Iran effectively took control of the waterway shortly after the war began and used it as leverage throughout the conflict, restricting traffic in ways that created fuel shortages in parts of Asia and disrupted global supply chains across three and a half months of war.

In addition to the supply disruption, Iran laid mines in the strait during the conflict, an unknown number, at unknown locations, across a body of water through which some of the world's largest oil tankers are expected to begin moving immediately.

The G7 summit that begins Monday will include discussions about the demining operation needed to make the strait safely navigable for commercial shipping at full capacity. The UK's Prime Minister Keir Starmer said Sunday that resources for a demining operation are in place and ready to be deployed.

The United States and France have also indicated interest in supporting demining once the conflict is formally concluded. How long the demining operation takes and how quickly tankers can transit safely will determine how fast the energy shock that has been visible in every American's gas bill since March actually reverses.

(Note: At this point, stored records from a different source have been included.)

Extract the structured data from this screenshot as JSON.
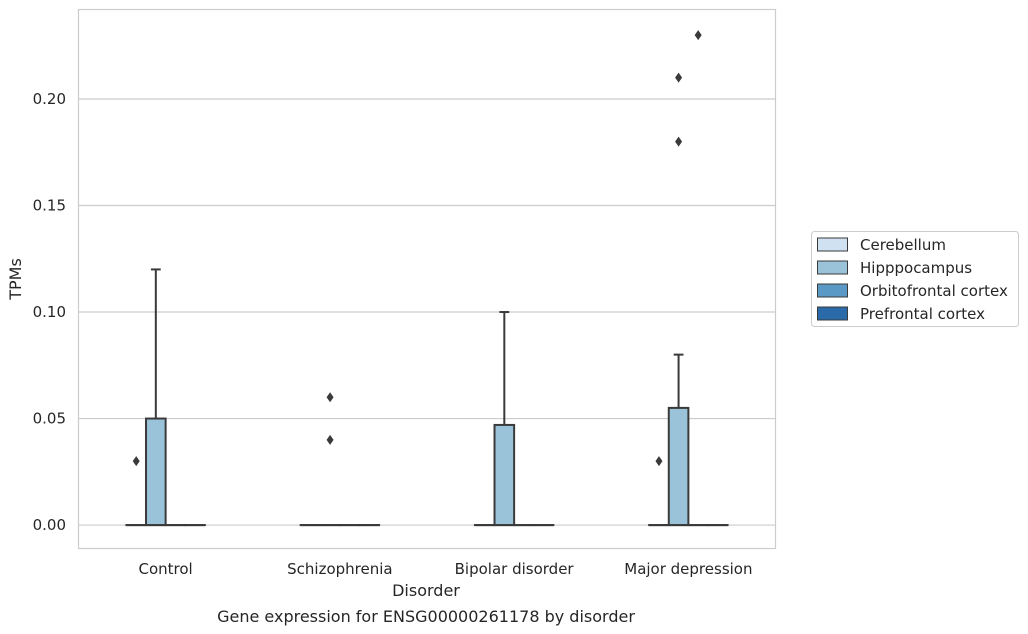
{
  "chart_data": {
    "type": "box",
    "title": "",
    "caption": "Gene expression for ENSG00000261178 by disorder",
    "xlabel": "Disorder",
    "ylabel": "TPMs",
    "ylim": [
      -0.011,
      0.242
    ],
    "yticks": [
      0.0,
      0.05,
      0.1,
      0.15,
      0.2
    ],
    "ytick_labels": [
      "0.00",
      "0.05",
      "0.10",
      "0.15",
      "0.20"
    ],
    "grid": "horizontal",
    "legend_position": "right",
    "categories": [
      "Control",
      "Schizophrenia",
      "Bipolar disorder",
      "Major depression"
    ],
    "series": [
      {
        "name": "Cerebellum",
        "color": "#d0e1f2",
        "boxes": [
          {
            "q1": 0,
            "median": 0,
            "q3": 0,
            "whisker_low": 0,
            "whisker_high": 0,
            "outliers": [
              0.03
            ]
          },
          {
            "q1": 0,
            "median": 0,
            "q3": 0,
            "whisker_low": 0,
            "whisker_high": 0,
            "outliers": []
          },
          {
            "q1": 0,
            "median": 0,
            "q3": 0,
            "whisker_low": 0,
            "whisker_high": 0,
            "outliers": []
          },
          {
            "q1": 0,
            "median": 0,
            "q3": 0,
            "whisker_low": 0,
            "whisker_high": 0,
            "outliers": [
              0.03
            ]
          }
        ]
      },
      {
        "name": "Hipppocampus",
        "color": "#9ac3da",
        "boxes": [
          {
            "q1": 0,
            "median": 0,
            "q3": 0.05,
            "whisker_low": 0,
            "whisker_high": 0.12,
            "outliers": []
          },
          {
            "q1": 0,
            "median": 0,
            "q3": 0,
            "whisker_low": 0,
            "whisker_high": 0,
            "outliers": [
              0.04,
              0.06
            ]
          },
          {
            "q1": 0,
            "median": 0,
            "q3": 0.047,
            "whisker_low": 0,
            "whisker_high": 0.1,
            "outliers": []
          },
          {
            "q1": 0,
            "median": 0,
            "q3": 0.055,
            "whisker_low": 0,
            "whisker_high": 0.08,
            "outliers": [
              0.18,
              0.21
            ]
          }
        ]
      },
      {
        "name": "Orbitofrontal cortex",
        "color": "#5a99c5",
        "boxes": [
          {
            "q1": 0,
            "median": 0,
            "q3": 0,
            "whisker_low": 0,
            "whisker_high": 0,
            "outliers": []
          },
          {
            "q1": 0,
            "median": 0,
            "q3": 0,
            "whisker_low": 0,
            "whisker_high": 0,
            "outliers": []
          },
          {
            "q1": 0,
            "median": 0,
            "q3": 0,
            "whisker_low": 0,
            "whisker_high": 0,
            "outliers": []
          },
          {
            "q1": 0,
            "median": 0,
            "q3": 0,
            "whisker_low": 0,
            "whisker_high": 0,
            "outliers": [
              0.23
            ]
          }
        ]
      },
      {
        "name": "Prefrontal cortex",
        "color": "#2a6aa8",
        "boxes": [
          {
            "q1": 0,
            "median": 0,
            "q3": 0,
            "whisker_low": 0,
            "whisker_high": 0,
            "outliers": []
          },
          {
            "q1": 0,
            "median": 0,
            "q3": 0,
            "whisker_low": 0,
            "whisker_high": 0,
            "outliers": []
          },
          {
            "q1": 0,
            "median": 0,
            "q3": 0,
            "whisker_low": 0,
            "whisker_high": 0,
            "outliers": []
          },
          {
            "q1": 0,
            "median": 0,
            "q3": 0,
            "whisker_low": 0,
            "whisker_high": 0,
            "outliers": []
          }
        ]
      }
    ],
    "colors": {
      "edge": "#3a3a3a",
      "grid": "#cccccc",
      "frame": "#cccccc",
      "legend_frame": "#cccccc"
    }
  }
}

Energy experts quoted by the Associated Press Sunday evening offered a blunt assessment: "Oil and gas supplies could take months to return to normal after Iran deal." The deal opens the door.

The physical work of clearing mines, restoring tanker routing confidence, rebuilding supply chains across Asia and reversing the energy shock that has pushed US gasoline prices to their highest levels since 2022 is measured in months, not in the hours between Sunday's announcement and Monday's futures market open.

The Inflation Picture That Is About To Change

The Iran War has been the dominant economic story of 2026 in ways that the stock market and GDP numbers do not fully capture but that every household budget does.

The May 2026 CPI report released on June 10 showed annual inflation at 4.2 percent, the highest since April 2023, with energy prices accounting for more than 60 percent of the monthly increase.

Gasoline was up 40.5 percent annually. Fuel oil was up 58.9 percent. Those numbers are the Strait of Hormuz visible in the consumer price index.

If the deal holds and the Strait reopens fully over the coming weeks, the energy component of the CPI will begin reversing those extraordinary year-over-year comparisons.

The Federal Reserve, which has been on hold throughout 2026 with no rate cuts expected because of the energy-driven inflation, will be watching the oil price trajectory closely as it considers whether the conditions for easing monetary policy have finally arrived.

The deal is done. The paperwork gets signed Friday in Switzerland. The mines in the Strait are still there. The oil is waiting to flow.